Мы с Пагом, когда были маленькими, как-то летом смотрели одно шоу. Оно называлось «Золотые годы». Вы, скорее всего, его не помните. Так вот, один парень там частенько говорил: «Абсолютная паранойя — абсолютная осторожность». Такой у него был девиз. И я с ним полностью согласен.

В общем, я пошел не домой, а в парк. Сел на скамью и прочитал статью, а потом бросил газету в урну. Бросил с неохотой, но, с другой стороны, если мне кажется, что мистер Шарптон приставил ко мне человека, который просматривает все, что я выбрасываю, получается, что я давно уже ку-ку.

Сомнений в том, что шестидесятидвухлетний Эндрю Нефф, обозреватель «Пост» с 1970 года, покончил с собой, не было.
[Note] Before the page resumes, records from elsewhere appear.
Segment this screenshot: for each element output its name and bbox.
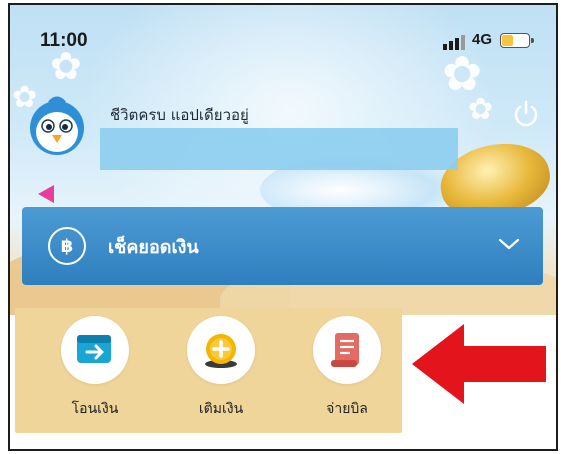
signal-icon <box>443 35 465 50</box>
redacted-user-name <box>100 128 458 170</box>
topup-coin-icon <box>187 316 255 384</box>
check-balance-label: เช็คยอดเงิน <box>108 236 199 258</box>
topup-button[interactable]: เติมเงิน <box>171 316 271 426</box>
chevron-down-icon[interactable] <box>497 235 521 253</box>
flower-decoration: ✿ <box>468 92 494 127</box>
flower-decoration: ✿ <box>50 44 82 88</box>
pay-bill-button[interactable]: จ่ายบิล <box>297 316 397 426</box>
penguin-mascot-icon[interactable] <box>28 95 86 157</box>
bill-scroll-icon <box>313 316 381 384</box>
greeting-text: ชีวิตครบ แอปเดียวอยู่ <box>110 106 249 124</box>
battery-icon <box>500 33 534 48</box>
pay-bill-label: จ่ายบิล <box>326 401 368 417</box>
baht-icon: ฿ <box>48 227 86 265</box>
annotation-arrow-icon <box>408 320 548 408</box>
flower-decoration: ✿ <box>442 46 483 102</box>
check-balance-bar[interactable]: ฿ เช็คยอดเงิน <box>22 207 543 285</box>
power-icon[interactable] <box>510 98 542 130</box>
topup-label: เติมเงิน <box>198 401 244 417</box>
transfer-card-icon <box>61 316 129 384</box>
status-time: 11:00 <box>40 30 88 51</box>
transfer-button[interactable]: โอนเงิน <box>45 316 145 426</box>
network-type: 4G <box>472 31 493 48</box>
pink-pointer-marker <box>38 185 54 203</box>
transfer-label: โอนเงิน <box>71 401 119 417</box>
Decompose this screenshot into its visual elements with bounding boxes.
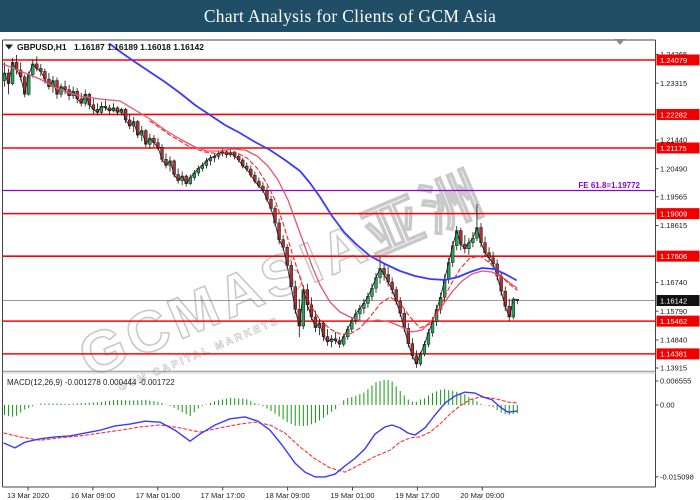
- price-badge-label: 1.22282: [660, 110, 687, 119]
- chart-shift-marker-icon[interactable]: [615, 39, 625, 45]
- time-tick-label: 16 Mar 09:00: [71, 491, 115, 500]
- macd-layer: [4, 380, 517, 477]
- price-badge-label: 1.14381: [660, 350, 687, 359]
- time-tick-label: 18 Mar 09:00: [265, 491, 309, 500]
- price-badge-label: 1.24079: [660, 56, 687, 65]
- quote-values: 1.16187 1.16189 1.16018 1.16142: [74, 42, 204, 52]
- price-tick-label: 1.23315: [660, 79, 687, 88]
- level-lines-layer: [3, 60, 656, 354]
- price-tick-label: 1.14840: [660, 336, 687, 345]
- fibo-extension-label: FE 61.8=1.19772: [578, 181, 640, 190]
- title-bar: Chart Analysis for Clients of GCM Asia: [0, 0, 700, 32]
- time-tick-label: 19 Mar 17:00: [395, 491, 439, 500]
- price-tick-label: 1.16740: [660, 278, 687, 287]
- time-tick-label: 17 Mar 17:00: [201, 491, 245, 500]
- time-tick-label: 13 Mar 2020: [7, 491, 49, 500]
- time-tick-label: 19 Mar 01:00: [330, 491, 374, 500]
- price-badge-label: 1.21175: [660, 144, 687, 153]
- symbol-label: GBPUSD,H1: [17, 42, 67, 52]
- price-badge-label: 1.15462: [660, 317, 687, 326]
- price-chart[interactable]: GCMASIA亚洲 GCM CAPITAL MARKETS 1.242651.2…: [0, 32, 700, 500]
- price-tick-label: 1.18615: [660, 221, 687, 230]
- price-tick-label: 1.13915: [660, 364, 687, 373]
- macd-tick-label: 0.00: [660, 401, 675, 410]
- price-tick-label: 1.15790: [660, 307, 687, 316]
- time-tick-label: 20 Mar 09:00: [460, 491, 504, 500]
- price-tick-label: 1.19565: [660, 192, 687, 201]
- watermark-text: GCMASIA亚洲: [70, 160, 496, 390]
- price-tick-label: 1.20490: [660, 164, 687, 173]
- time-tick-label: 17 Mar 01:00: [136, 491, 180, 500]
- symbol-dropdown-icon[interactable]: [5, 45, 13, 50]
- macd-tick-label: -0.015098: [660, 472, 694, 481]
- macd-tick-label: 0.006555: [660, 377, 691, 386]
- watermark: GCMASIA亚洲 GCM CAPITAL MARKETS: [70, 160, 496, 394]
- price-badge-label: 1.17606: [660, 252, 687, 261]
- current-price-label: 1.16142: [660, 296, 687, 305]
- price-badge-label: 1.19009: [660, 209, 687, 218]
- macd-indicator-label: MACD(12,26,9) -0.001278 0.000444 -0.0017…: [7, 378, 175, 387]
- page-title: Chart Analysis for Clients of GCM Asia: [204, 6, 496, 27]
- chart-window: Chart Analysis for Clients of GCM Asia G…: [0, 0, 700, 500]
Он выпил пригоршню таблеток, которых вполне хватило бы, чтобы отправить его в мир иной, лег в ванну, надел на голову пластиковый мешок, а напоследок перерезал себе вены. И при этом обходил психоаналитиков за милю.

Предсмертной записки он не оставил, вскрытие не показало признаков смертельного заболевания. Коллеги отвергли идею болезни Альцгеймера или раннего старческого маразма. «Я не знаю другого столь умного человека, и он оставался таким до последнего дня, — заявил корреспонденту некий Пит Хэмилл. — Если б он играл в „Риск“, то постоянно выходил бы победителем. Я понятия не имею, почему Энди это сделал». Потом Хэмилл упомянул о том, что Нефф наотрез отказывался «участвовать» в компьютерной революции. Не признавал ни модемов, ни компьютеров, ни программ для проверки орфографии. Дома не держал даже проигрывателя для дисков. По словам Хэмилла, Нефф утверждал, что компакт-диски — творение дьявола. Музыку он любил, но только на виниле.

Этот Хэмилл и еще несколько человек подчеркивали, что Нефф всегда пребывал в неизменно хорошем настроении, вплоть до того дня, когда он сдал последнюю колонку, пошел домой, выпил стакан вина и наложил на себя руки. Обозреватель светской хроники «Пост», Лиз Смит, сказала, что перед уходом Нефф посидел с ней в кафетерии, они съели по куску яблочного пирога, ей показалось, что Нефф немного рассеян, но в остальном такой же, как всегда.